Voltamos a ser crianças quando somos capazes de criar,
quando enxergamos que aquilo que nós temos não corresponde ao sonho que quer
sair de nós. Por isso, acredito que somos co-criadores do mundo, Deus fez o
jardim, o homem se perdeu nesse jardim transviando do projeto Deus,
reencontrando Deus, o homem, faz de sua a vida a expressão do desejo de Deus
para sua criação, salvação! Para tanto, criamos, expressamos, nos tornamos
sujeitos de nossa história movidos pelo Verbo encarnado.
No fundo, nossos sentimentos é o solo por onde nossos
sonhos caminham, através deles que são expressos, pois, nossos sentimentos
falam de uma forma ou de outra, nosso jardim tem voz! Guimarães Rosa sabia bem
disso “ São muitos e milhões de jardins, e todos os
jardins se falam. Os pássaros dos ventos do céu - constantes trazem recados.

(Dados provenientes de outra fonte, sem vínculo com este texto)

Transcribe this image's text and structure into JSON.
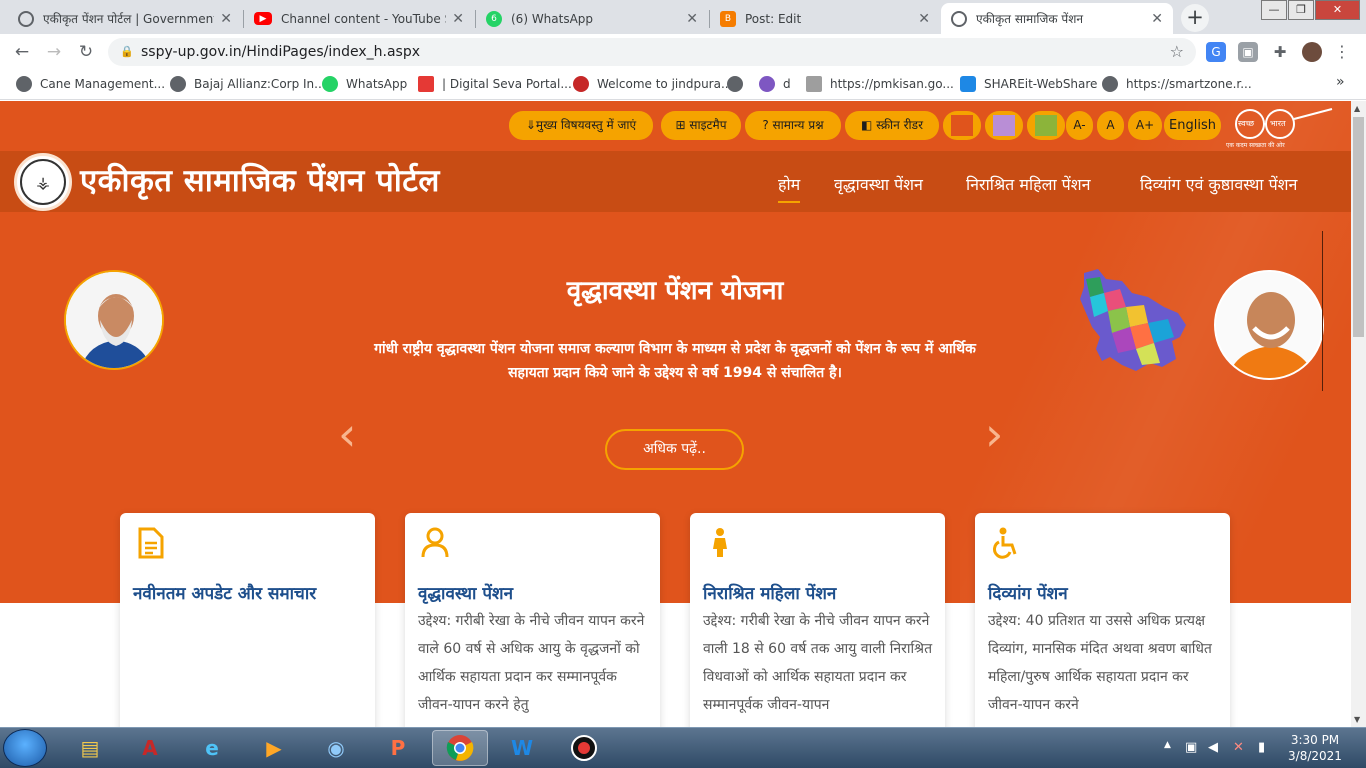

Você ainda não sabe. Sempre à beira do mais belo(...). Um dia você terá
saudades... Vocês, então, saberão... “. Apenas quem tem a capacidade de
sentir saudade pode compreender o que um jardim fala. Por isso, cada um tem que
ser capaz de plantar seu próprio jardim, pois, as saudades que se sente não é a
mesma que o outro sente, notório hoje quantas pessoas deixam que outros plantem
em seu jardim, podem até plantar um jardim mais bonito mas, este não seria a
expressão autentica do individuo, não seria seus sonhos transpondo as barreiras
para se tornarem reais.
Cultivar um jardim, cuidar de um jardim, não é se preocupar
com a estética apresentada nos lugares de fora porém é, sobretudo, zelar pela
beleza dos lugares internos. Percebe isso quando se descobre que o cultivo
começa com um sonho de amor, antes de tudo acontecer há de existir primeiro em
nosso coração. Apenas quem cria um jardim interno saberá expressa-lo no real,
terá a capacidade de caminhar por ele e convidar outros a fazer companhia em
sua caminhada. Na caminhada percebendo que os jardins se assemelham, pode
acontecer a troca das chaves, a você dou livre acesso aos meus sonhos e recebo
de você os seus sonhos, assim compartilhados-parecidos começa a construção de
um jardim em comum onde os sonhos apontam para a mesma direção. Mas, como todo
jardim, há o risco de invasão de pragas, escondidas nos lugares escuros dos
jardins ou vindas de fora do jardim. Por vezes não são pragas aparentemente
feias, elas chegam na forma de algo muito bonito e promissor não dando motivos
aparentes para retira-las, porém, com o tempo vão tomando um espaço,
modificando o que fora criado pelos jardineiros até que toma conta de todo o
jardim, quando isso acontece, o jardim é fechado e cada um retorna para seu
jardim particular. Sonhos muito belos e fáceis de se concretizar escondem em
sua sombras algo que não possui nada haver com construção e comunhão, sim, com
separação e destruição. Pois, a maior beleza não está na construção, no
encontro, na caminhada e sim em como isso é feito, está no esforço feito para a
realização e concretização da comunhão, travessia. Cultivar um jardim é também
saber que as pragas sempre virão e nasceram, além, é saber reconhecer o que
deve ser cortado pela raiz para não deixar sombras e o que deve permanecer para
o jardim continuar a crescer.
Quando penso em tudo isso, me vem a memória de uma
crônica que li a um tempo falando sobre crianças com síndrome de Down, essas
pessoas não aceitam o que contraria seus desejos e suas convicções, não há
eufemismos ou máscaras e, esforçam-se para que aquilo que cultivam dentro de si
se concretize. Claro que nem tudo é possível, há desejos-sonhos que
simplesmente não serão possíveis de acontecer apesar de serem cultivados, mas
há aqueles que sim, deverão se manifestar pela coerência que a vida pede. Eu,
comecei a cultivar um sonho de visitar um lugar que se tornou importante, não
sei se será possível durante a minha vida, mas não deixarei de cultivar.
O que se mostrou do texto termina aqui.